Pat’s dementia began to impact his independence in his mid-90s. Always a charmer, the staff at Friendship House loved him. We often sat in the patio and looked at His Tree, a giant oak that awed him, and pinwheels spinning in the breeze. One day, contrary to his always upbeat nature, he turned sad. I asked, “What’s wrong, Pat?” He said, “Something’s really bothering me.” I asked, “What?” He sat silent with a perplexed look on his face. Then a sheepish expression turned into a broad smile. “I can’t remember!” Even without a memory, he had a quick wit and up beat spirit.

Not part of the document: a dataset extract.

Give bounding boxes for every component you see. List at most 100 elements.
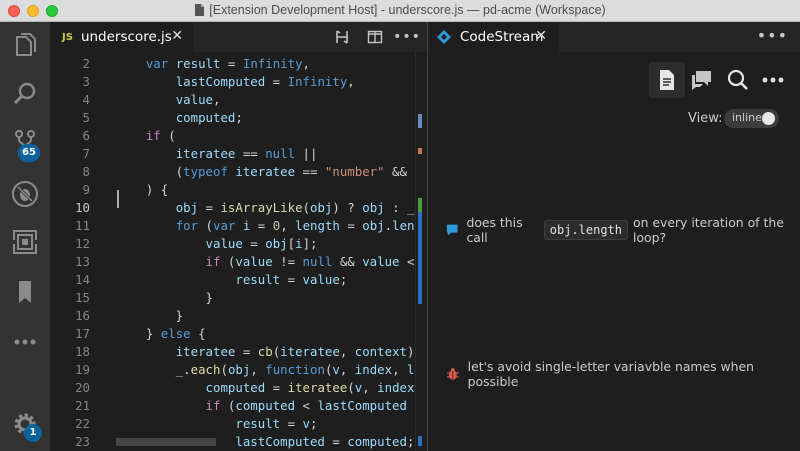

Pat is pre-deceased by his daughter Claudia Kimberly Forsman (Kim), granddaughter Anna Christine Brady, step daughter Christine Ann Brady and brother Bill Farwell. He is survived by Kim’s family; husband David Forsman, grandson Jesse Andersen, granddaughter Missy Andersen, great grandsons Marshall and Carter, granddaughters Kathryn Holmes (husband Bill) and Sara Iba (husband Trevor). Anne Forster, Pat’s love, gave him a whole added family with Michelanne Forster (husband Nigel Dunlop), her sons Mike Forster (wife Leuaina) and Mathias Corwin, Anne’s sons John Forster and Paul Forster, daughter Susie Forster (husband Charles Saunders) and her children Paisley and Kayla. Stepdaughters are Kathleen Roi James and Jean Hehn. He was my dad. I’m Mike Brady. My wife is Kathy. Our son Micah has two of Pat’s great grandchildren Laker and Fallin.

A gathering celebrating Pat will be held on Saturday, January 7 at 2:00 P.M. at the Netzer Center at Friendship House, 880 Friendship Lane, Solvang, Ca 93463

In lieu of gifts or flowers please make a donation to the Friendship House.